E si parla di raggiri commessi nell’arco di due anni insieme alla fidanzata 42enne residente a Pavia, anche lei denunciata in concorso. Era stato proprio Andrea Pirlo, quello vero, a segnalare al proprio avvocato le truffe a suo nome e indicando almeno cinque episodi. Suo malgrado ha anche scoperto che il malvivente si fingeva suo fratello per poter partecipare a una festa privata o avrebbe persino chiamato il medico di famiglia dell’ex centrocampista per poter svolgere con meno tempi di attesa una visita.

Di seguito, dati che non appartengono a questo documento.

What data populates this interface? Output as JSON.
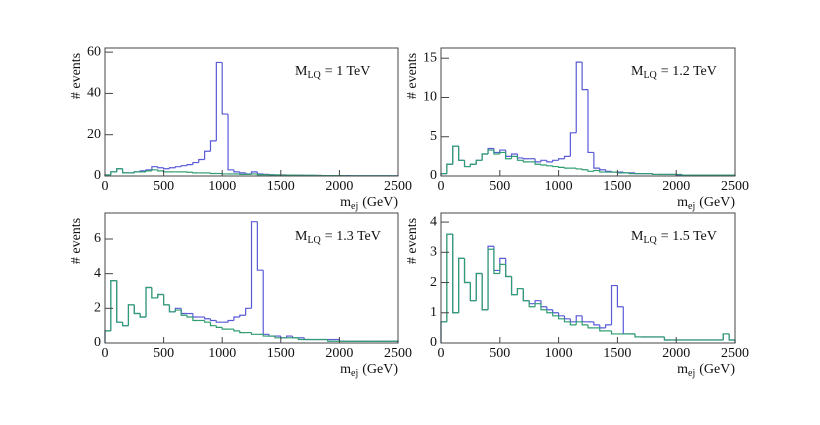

Altri raggiri indicano un orologio chiesto via telefono dal 48enne e che un negozio di Torino, però, sospettando qualcosa, non gli aveva fatto consegnare.

E in questo panorama sono entrate anche le boutique nel momento in cui la complice, giunta ai negozi per ritirare la merce prenotata, diceva che sarebbe stato Pirlo a pagare. Nel mirino anche un’attività nel bresciano dove non è mai stato pagato un conto di 5 mila euro. Dopo la querela sporta dal campione, la Digos ha indagato analizzando le chiamate effettuate dal truffatore e risalendo quindi all’orafo che avrebbe compiuto una serie di altre truffe. Ora potrebbe andare incontro ad altri provvedimenti più stringenti.